We hope it never happens, but sometimes things go wrong: perhaps conditions turn dangerous or someone is injured.

Then the group focus shifts from recreation to safety and survival. The coordinator’s role also changes to a decisive style. When an accident occurs, there is no time for lengthy debate.

Prompt, effective action is needed, and it should be directed by someone with training and experience. The coordinator should stay “hands off’ as much as possible, directing others, maintaining an overview, and thinking ahead to the next steps. The party should be guided by the four rules of rescue in managing a crisis:

  1. The safety of the rescuers comes first, even before that of the victim.
  2. Act promptly, but deliberately and calmly.
  3. Use procedures you have learned and practiced; this is no time to experiment.
  4. Stay with your group. It is sometimes necessary to scout around while route-finding, but you should always be within communication range, and preferably within shouting distance.
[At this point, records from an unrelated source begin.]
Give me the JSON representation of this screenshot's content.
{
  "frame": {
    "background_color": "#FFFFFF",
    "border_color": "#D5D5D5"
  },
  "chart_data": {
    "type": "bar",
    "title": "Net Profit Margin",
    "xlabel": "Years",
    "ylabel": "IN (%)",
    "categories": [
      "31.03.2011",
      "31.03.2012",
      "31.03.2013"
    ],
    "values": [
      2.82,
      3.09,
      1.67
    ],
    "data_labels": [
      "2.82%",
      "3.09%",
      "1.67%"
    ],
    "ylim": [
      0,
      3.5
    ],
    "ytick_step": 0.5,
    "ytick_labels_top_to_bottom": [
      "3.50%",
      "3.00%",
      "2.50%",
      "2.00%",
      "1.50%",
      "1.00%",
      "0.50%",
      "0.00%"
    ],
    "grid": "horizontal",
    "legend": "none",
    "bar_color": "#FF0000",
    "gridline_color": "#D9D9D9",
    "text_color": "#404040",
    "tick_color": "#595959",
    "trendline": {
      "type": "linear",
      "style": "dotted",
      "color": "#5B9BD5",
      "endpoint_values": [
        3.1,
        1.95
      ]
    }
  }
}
It is easy to think that all trip mishaps are life-threatening situations and that the outcome depends solely on what the rescuers do. In fact, neither is usually the case. First, most accidents result in cuts and bruises, sprains, sometimes broken bones, but only occasionally anything worse. Second, the outcome is usually determined by factors beyond the rescuers’ control. All that can be reasonably expected is that the trip coordinator draws upon training and experience to devise an appropriate plan and then carry it out as safely and effectively as conditions permit.

The best way to avoid trouble is to anticipate it. Coordinators should always be thinking ahead, asking, “What if?” In camp, they think of the climb; on the ascent, of the descent; in success, of retreat. They look for early signs of fatigue in participants, mentally record bivouac sites, keep watch on the time, and note any changes in the weather. Everywhere on trips, coordinators mentally cross bridges before reaching them. Trying to stay a step ahead, they hope to avoid problems or to catch burgeoning ones before they become crisis. Get in the habit of anticipating trouble while you’re planning your trip. For example, “On this ridge, what’s my best escape route?”

Accidents are unexpected, but you can prepare for them by taking courses, reading, and mentally rehearsing. All trip coordinators must have a valid First Aid certificate. Anyone participating in outdoor activities in the mountains should supplement their First Aid training. Check out our course schedule for more information.

Also, you can benefit from studying the experiences of others climbers. The American Alpine Club and The Alpine Club of Canada jointly publish Accidents in North American Mountaineering (available on Amazon.ca) This annual publication contains detailed descriptions and analyses of mountaineering accidents and is instructive.